Andy Matuschak re: Vision Pro

Created

Jun 14, 2023 1:38 AM

Paradigm

Given how ambitious the hardware package is, the software paradigm is surprisingly conservative. visionOS is organized around “apps”, which are conceptually defined just like apps on iOS:

to perform an action, you launch an app which affords that activity; no attempt is made to move towards finer-grained “activity-oriented computing”
apps present interface content, which is defined on a per-app basis; app interfaces cannot meaningfully interact, with narrow carve-outs for channels like drag-and-drop
(inferred) apps act as containers for files and documents; movement between those containers is constrained

I was surprised to see that the interface paradigm is classic WIMP. At a high level, the pitch is not that this is a new kind of dynamic medium, but rather that Vision Pro gives you a way to use (roughly) 2D iPad app UIs on a very large, spatial display. Those apps are organized around familiar UIKit controls and layouts. We see navigation controllers, split views, buttons, text fields, scroll views, etc, all arranged on a 2D surface (modulo some 3D lighting and eye tracking effects). Windows, icons, menus, and even a pointer (more on that later).

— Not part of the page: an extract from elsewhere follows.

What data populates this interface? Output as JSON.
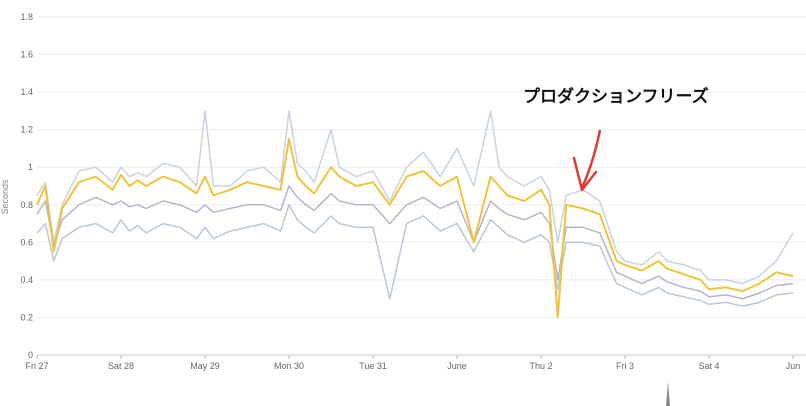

These 2D surfaces are in turn arranged in a “Shared Space”, which is roughly the new window manager. My impression is that the shared space is arranged cylindrically around the user (moving with them?), with per-window depth controls, but I’m not yet sure of that. An app can also transition into “Full Space”, which is roughly like “full screening” an app on today’s OSes.

In either mode, an app can create a “volume” instead of a “window”. We don’t see much of this yet: the Breathe app spreads into the room; panoramas and 3D photography is displayed spatially; a CAD app displays a model in space; an educational app displays a 3D heart. visionOS’s native interface primitives don’t make use of a volumetric paradigm, so anything we see here will be app/domain-specific (for now).

Input

For me, the most interesting part of visionOS is the input part of the interaction model. The core operation is still pointing. On NLS and its descendants, you point by indirect manipulation: moving a cursor by translating a mouse or swiping a trackpad, and clicking. On the iPhone and its descendants, you point by pointing. Direct manipulation became much more direct, though less precise; and we lost “hover” interactions. On Vision Pro and its descendants, you point by looking, then “clicking” your bare fingers, held in your lap.

Sure, I’ve seen this in plenty of academic papers, but it’s quite wild to see it so central to a production device. There are other VR/AR devices which feature eye tracking, but (AFAIK) all still ship handheld controllers or support gestural pointing. Apple’s all in on foveation as the core of their input paradigm, and it allows them to produce a controller-free default experience. It reminds me of Steve’s jab at styluses at the announcement of the iPhone.

My experiences with hand tracking-based VR interfaces have been uniformly unpleasant. Without tactile feedback, the experience feels mushy and unreliable. And it’s uncomfortable after tens of seconds (see also Bret’s comments). The visionOS interaction model dramatically shifts the role of the hands. They’re for basically-discrete gestures now: actuate, flick. Hands no longer position the pointer; eyes do. Hands are the buttons and scroll wheel on the mouse. Based on my experiences with hand-tracking systems, this is a much more plausible vision for the use of hands, at least until we get great haptic gloves or similar.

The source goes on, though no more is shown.